Research sprint report
When Math Models Think a Problem Is Unsolved
A paired-framing pilot on whether open-problem language changes a math model's accuracy, abstention, answer stability, and visible self-doubt.
The first run looked like evidence that an "open or unsolved" frame made a small math model less accurate. The follow-up run made the result more modest and more useful: much of the effect was a prompt-format and answer-extraction interaction, not a clean proof that open framing breaks reasoning.
Epistemic status: pilot result, not a paper. The clean claim is that the harness can detect framing-sensitive behavior, but this first dataset is too small and too model-specific for broad claims about reasoning models.
1. Question
The experiment takes the same known-solvable math problems and varies only the frame around them: neutral, known-solved, contest-style, or possibly open/unsolved. The intended signal is not hidden cognition. It is observable behavior: exact answer, abstention, self-doubt language, output length, and answer instability across framings.
The useful version of the question is narrow: can we measure whether a model becomes less decisive or less correct when it is told a problem may be unsolved, while still keeping appropriate uncertainty on genuinely open or underspecified controls?
2. Runs
| Run | Rows | Purpose |
|---|---|---|
hf-qwen-sprint20 |
80 | First paired-framing run over 20 solvable exact-answer problems. |
hf-qwen-controls |
20 | Open and underspecified controls for uncertainty behavior. |
hf-qwen-answerfirst-f0-f3 |
40 | Format-control follow-up comparing neutral and open framing with answer-first prompting. |
The backend was the Hugging Face Inference API through
featherless-ai. Raw generations, metadata, rescored CSVs,
and figures are committed in the repository.
3. Baseline Result
The first pass suggested a large enough effect to investigate. Neutral framing reached 60% exact-match accuracy; open framing reached 45%. The paired open-minus-neutral accuracy delta was -15.0 pp.

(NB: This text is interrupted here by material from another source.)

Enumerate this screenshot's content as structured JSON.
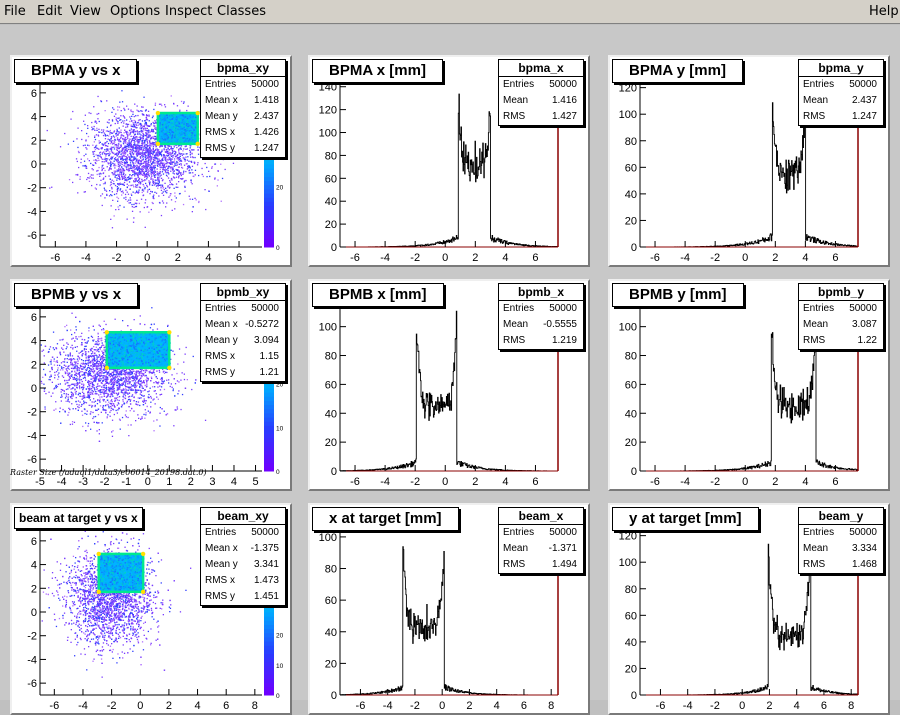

Observable self-doubt rose only slightly, by +1.85 score points.
| Measure | Neutral | Open | Delta |
|---|---|---|---|
| Exact-match accuracy | 60% | 45% | -15.0 pp |
| Self-doubt score | low | higher | +1.85 |
| Abstention | lower | higher | +5.0 pp |
| Answer instability | Across paired framings | 22.2% | |
4. Controls
The control set used genuine open or underspecified prompts. These rows were not scored for exact correctness. They were included to test whether the metric sees appropriate uncertainty and whether some framings push the model toward false concrete answers.
5. Format Control
The follow-up run forced a cleaner answer channel by asking the model to put the final answer before the explanation. Under that condition, the neutral and open frames both scored 55% exact-match accuracy. The apparent open-frame accuracy gap disappeared.
| Measure | Neutral | Open | Delta |
|---|---|---|---|
| Exact-match accuracy | 55% | 55% | 0.0 pp |
| Self-doubt score | low | slightly higher | +0.60 |
| Answer instability | Across neutral/open pairs | 15.8% | |
6. Limitations and Next Step
This should not be sold as "open framing breaks models." The honest claim is narrower: a small pilot found framing-sensitive behavior, then found that the most dramatic accuracy gap was not robust to an answer-first format control.
- Only one model was tested.
- The solvable run used 20 of the 50 prepared problems.
- Exact-match accuracy still mixes math errors with extraction failures.
- The requested confidence line was often ignored, so calibration is not usable yet.
- Self-doubt markers are text features, not direct evidence of hidden cognition.
- The open-control set is manually audited, not a scored benchmark.
Next experiment: keep answer-first formatting, add verifier-aware prompting for the open frame, and test whether it improves open-framed answers without increasing false final answers on open or underspecified controls.